Indigenous Knowledge and the Decolonization of Architectural Pasts and Futures
Architecture in the United States—and many other parts of the world—is built on stolen land. Architectural historians have begun to acknowledge the ongoing epistemic and physical violence of settler colonialism, to explore how the continued dispossession of Indigenous people might challenge the narratives of our discipline, and to engage questions of colonization and decolonization in their curricula. But too few have examined how the architectural theories and practices of Indigenous people across the globe might impact the writing of architectural stories, the limits, possibilities, and definitions of archives, and even the category of “architecture” itself.
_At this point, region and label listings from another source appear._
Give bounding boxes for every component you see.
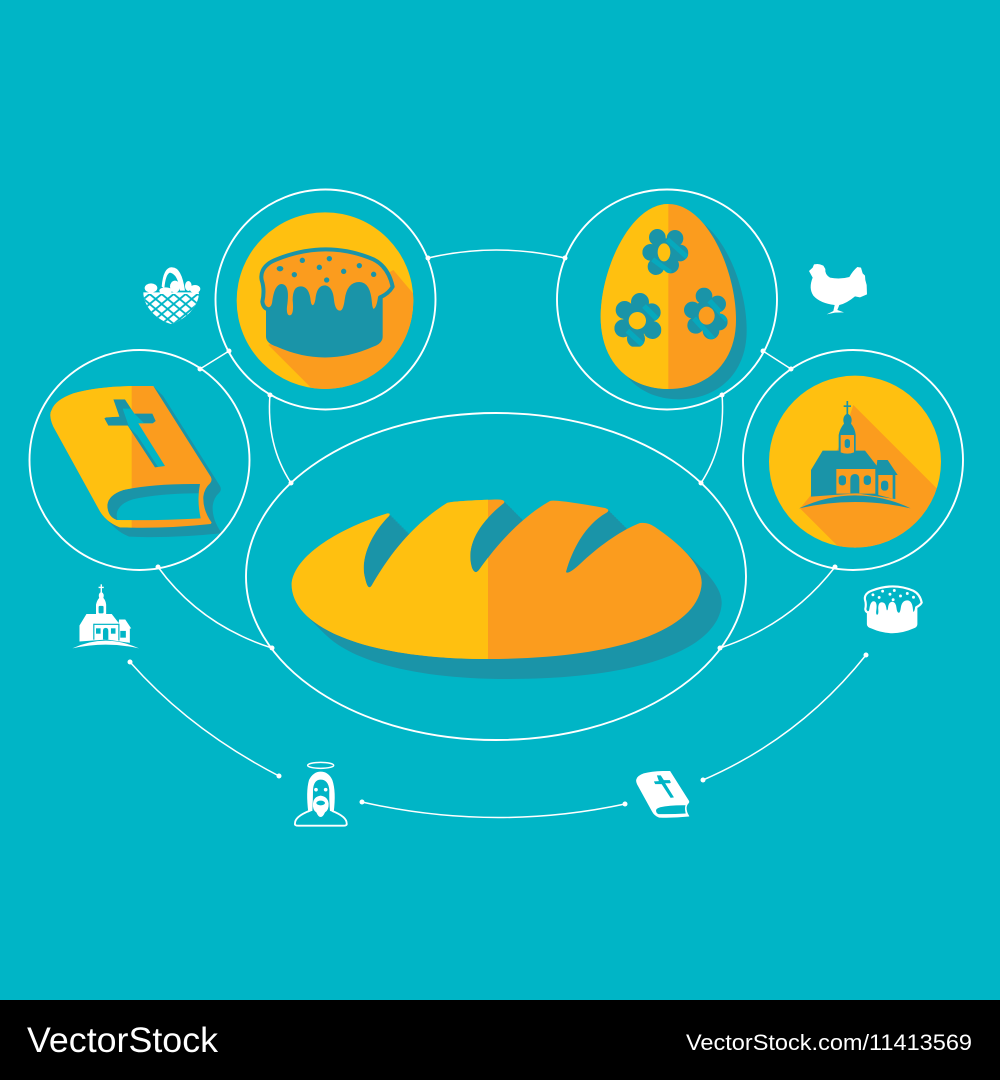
footer logo text: VectorStock <box>27 1021 219 1060</box>
icon: white basket <box>142 267 202 326</box>
icon: white book <box>636 771 689 818</box>
footer bar <box>0 1000 1000 1080</box>
icon: easter cake <box>236 212 414 389</box>
icon: bread loaf <box>292 499 722 679</box>
satellite ring: church <box>743 350 963 570</box>
icon: white saint figure <box>295 762 347 826</box>
satellite ring: cake <box>216 190 436 410</box>
icon: bible book <box>50 386 221 537</box>
satellite ring: book <box>30 350 250 570</box>
icon: white hen <box>809 264 867 314</box>
icon: white church <box>72 584 139 648</box>
flower: lower left <box>614 293 662 347</box>
footer url text: VectorStock.com/11413569 <box>686 1030 972 1055</box>
flower: lower right <box>684 288 728 340</box>
icon: white cake <box>865 586 922 633</box>
satellite ring: egg <box>557 190 777 410</box>
icon: church on hill <box>769 376 941 548</box>
icon: easter egg <box>601 204 747 399</box>
central ring <box>246 413 746 740</box>
flower: top <box>642 229 688 275</box>
connector network <box>128 250 868 818</box>
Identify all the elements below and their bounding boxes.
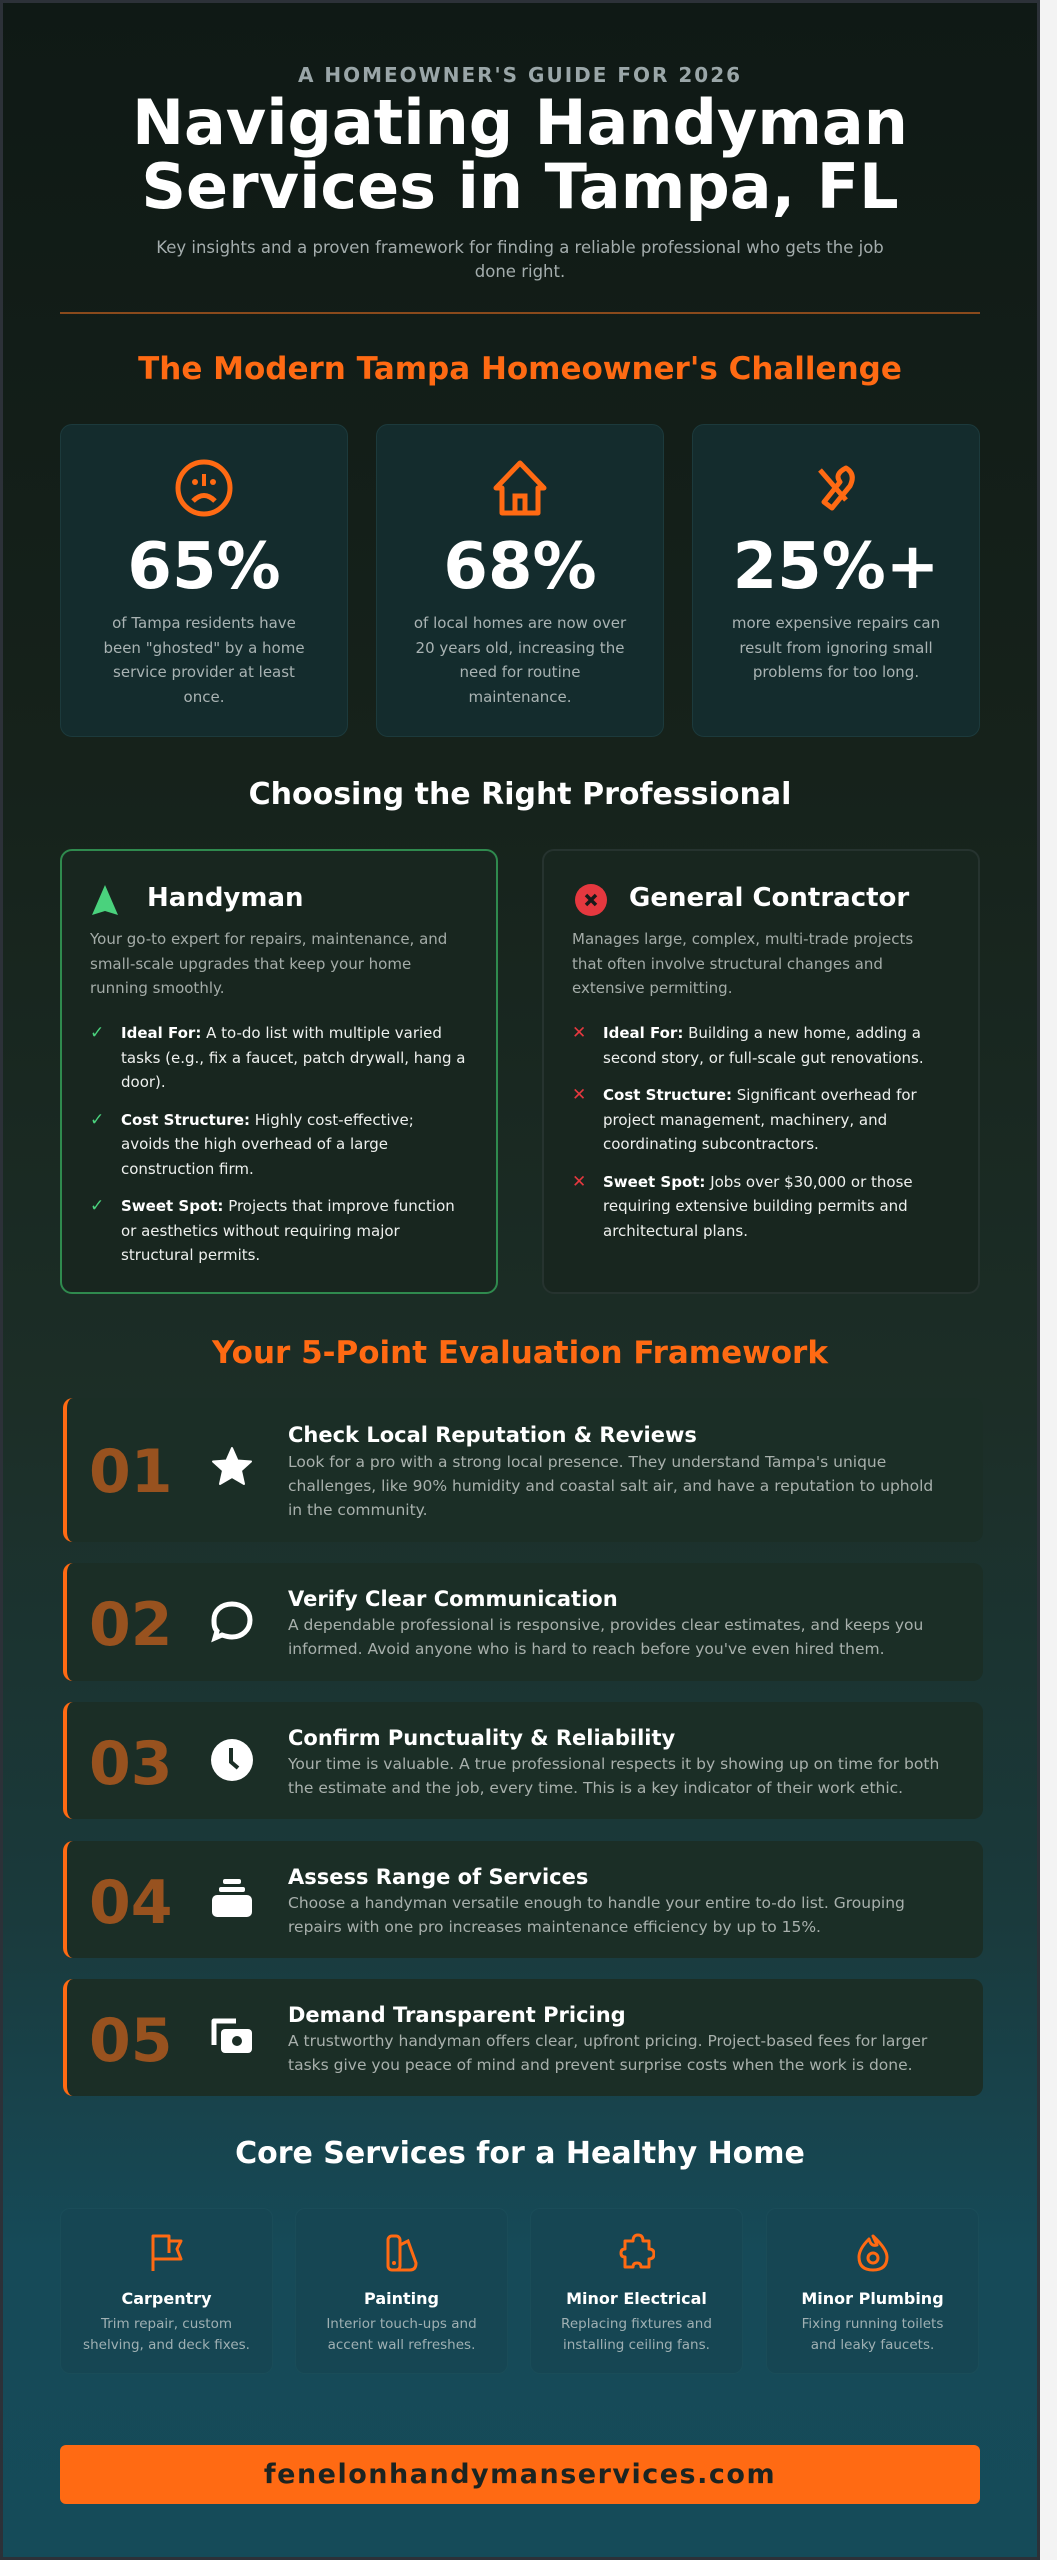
icon: drop <box>858 2234 888 2272</box>
icon: money <box>212 2018 252 2053</box>
list: contractor: ✕ <box>572 1172 586 1192</box>
service: electrical <box>530 2208 743 2374</box>
icon: swatch <box>386 2234 418 2272</box>
step 01: Look for a pro with a strong local presence. They understand Tampa's unique challenges, like 90% humidity and coastal salt air, and have a reputation to uphold in the community. <box>288 1453 933 1519</box>
list: handyman pros: ✓ <box>90 1196 104 1216</box>
icon: sad face <box>176 460 232 516</box>
step 01: 01 <box>89 1437 172 1507</box>
stat: 65%: 65% <box>127 530 281 604</box>
panel: handyman: Your go-to expert for repairs, maintenance, and small-scale upgrades that keep your home running smoothly. <box>90 930 447 997</box>
step 04: 04 <box>89 1868 172 1938</box>
step 02: 02 <box>89 1590 172 1660</box>
heading: framework: Your 5-Point Evaluation Framework <box>212 1335 828 1371</box>
panel: general contractor: General Contractor <box>629 883 909 913</box>
stat: 65% <box>60 424 348 737</box>
icon: puzzle <box>620 2234 655 2268</box>
list: handyman pros: ✓ <box>90 1023 104 1043</box>
service: plumbing: Minor Plumbing <box>801 2289 944 2308</box>
icon: green arrow <box>92 885 118 915</box>
heading: core services: Core Services for a Healthy Home <box>235 2136 805 2171</box>
icon: flag <box>152 2234 182 2271</box>
step 04: Choose a handyman versatile enough to handle your entire to-do list. Grouping repairs with one pro increases maintenance efficiency by up to 15%. <box>288 1894 905 1936</box>
step 04 <box>63 1841 983 1958</box>
step 03: Your time is valuable. A true professional respects it by showing up on time for both the estimate and the job, every time. This is a key indicator of their work ethic. <box>288 1755 939 1797</box>
step 03 <box>63 1702 983 1819</box>
service: plumbing: Fixing running toilets and leaky faucets. <box>802 2316 943 2353</box>
icon: star <box>212 1447 252 1485</box>
CTA bar: fenelonhandymanservices.com <box>264 2459 776 2490</box>
icon: stack <box>212 1879 252 1917</box>
list: handyman pros: ✓ <box>90 1110 104 1130</box>
list: handyman pros: Cost Structure: Highly cost-effective; avoids the high overhead of a large construction firm. <box>121 1110 414 1178</box>
icon: broken tool <box>818 466 855 510</box>
icon: clock <box>211 1739 253 1781</box>
icon: red x <box>575 884 607 916</box>
step 03: Confirm Punctuality & Reliability <box>288 1726 675 1750</box>
service: electrical: Replacing fixtures and installing ceiling fans. <box>561 2316 712 2353</box>
step 05 <box>63 1979 983 2096</box>
panel: general contractor <box>542 849 980 1294</box>
list: contractor: Cost Structure: Significant overhead for project management, machinery, and coordinating subcontractors. <box>603 1086 917 1153</box>
service: electrical: Minor Electrical <box>566 2289 707 2308</box>
step 04: Assess Range of Services <box>288 1865 588 1889</box>
step 05: A trustworthy handyman offers clear, upfront pricing. Project-based fees for larger tasks give you peace of mind and prevent surprise costs when the work is done. <box>288 2032 927 2074</box>
step 02: Verify Clear Communication <box>288 1587 618 1611</box>
subtitle: Key insights and a proven framework for finding a reliable professional who gets the job done right. <box>156 238 884 281</box>
stat cards <box>60 424 980 737</box>
panel: handyman: Handyman <box>147 883 304 913</box>
list: handyman pros <box>90 1023 465 1264</box>
title: Navigating Handyman <box>132 86 908 159</box>
service: carpentry <box>60 2208 273 2374</box>
step 05: 05 <box>89 2006 172 2076</box>
list: contractor: ✕ <box>572 1085 586 1105</box>
step 02 <box>63 1563 983 1681</box>
list: contractor: Ideal For: Building a new home, adding a second story, or full-scale gut renovations. <box>603 1024 924 1066</box>
list: handyman pros: Sweet Spot: Projects that improve function or aesthetics without requiring major structural permits. <box>121 1197 455 1264</box>
stat: 25%+: 25%+ <box>733 530 939 604</box>
service: painting: Interior touch-ups and accent wall refreshes. <box>326 2316 477 2353</box>
stat: 68%: 68% <box>443 530 597 604</box>
list: handyman pros: Ideal For: A to-do list with multiple varied tasks (e.g., fix a faucet, patch drywall, hang a door). <box>121 1024 465 1091</box>
stat: 25%+: more expensive repairs can result from ignoring small problems for too long. <box>732 614 940 681</box>
stat: 25%+ <box>692 424 980 737</box>
service: carpentry: Carpentry <box>121 2289 212 2308</box>
icon: chat <box>211 1602 252 1642</box>
title <box>132 86 908 223</box>
panel: general contractor: Manages large, complex, multi-trade projects that often involve structural changes and extensive permitting. <box>572 930 913 997</box>
panel: handyman <box>60 849 498 1294</box>
step 02: A dependable professional is responsive, provides clear estimates, and keeps you informed. Avoid anyone who is hard to reach before you've even hired them. <box>288 1616 923 1658</box>
step 01 <box>63 1398 983 1542</box>
list: contractor <box>572 1023 924 1240</box>
step 01: Check Local Reputation & Reviews <box>288 1423 697 1447</box>
heading: choosing: Choosing the Right Professional <box>249 777 791 812</box>
icon: house <box>494 460 546 516</box>
service: painting: Painting <box>364 2289 439 2308</box>
title: Services in Tampa, FL <box>141 150 899 223</box>
list: contractor: ✕ <box>572 1023 586 1043</box>
stat: 68% <box>376 424 664 737</box>
list: contractor: Sweet Spot: Jobs over $30,000 or those requiring extensive building permits and architectural plans. <box>603 1172 913 1240</box>
step 03: 03 <box>89 1729 172 1799</box>
heading: challenge: The Modern Tampa Homeowner's Challenge <box>138 351 902 387</box>
stat: 65%: of Tampa residents have been "ghosted" by a home service provider at least once. <box>103 614 305 706</box>
step 05: Demand Transparent Pricing <box>288 2003 626 2027</box>
stat: 68%: of local homes are now over 20 years old, increasing the need for routine maintenance. <box>414 614 626 706</box>
eyebrow: A HOMEOWNER'S GUIDE FOR 2026 <box>298 63 742 87</box>
service: plumbing <box>766 2208 979 2374</box>
service: painting <box>295 2208 508 2374</box>
CTA bar <box>60 2445 980 2504</box>
service: carpentry: Trim repair, custom shelving, and deck fixes. <box>83 2316 250 2353</box>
Decolonizing Architectural Pasts and Futures
Moving beyond the logics of extraction that have too often characterized settler engagements with Indigenous people and their lands, speakers at this event will discuss how architectural historians and theorists can responsibly engage Indigenous knowledge, history, and practices.The first set of speakers, from the fields of Indigenous studies, literature, and history, will share how they have addressed questions about indigenous knowledge from within their own disciplines. The second set of speakers, who are all architectural historians, will have a roundtable discussion about ethical engagements with Indigenous knowledge in architectural pedagogy and research.
Speakers include Chris Cornelius (Oneida Nation of Wisconsin), Mark Jarzombek, John N. Low (Pokagon Band of Potawatomi Indians), Kyle T. Mays (Black/Saginaw Anishinaabe), Kelema Lee Moses, Ivonne Santoyo-Orozco, Manuel Shvartzberg Carrió, Desirée Valadares, and Kelly Wisecup.
The event is funded by The Global Architectural History Teaching Collaborative, the School of Architecture at Pratt Institute, the Northwestern University Center for Native American and Indigenous Research, and the Chicago Architecture Biennial, and generously hosted by the American Indian Center of Chicago.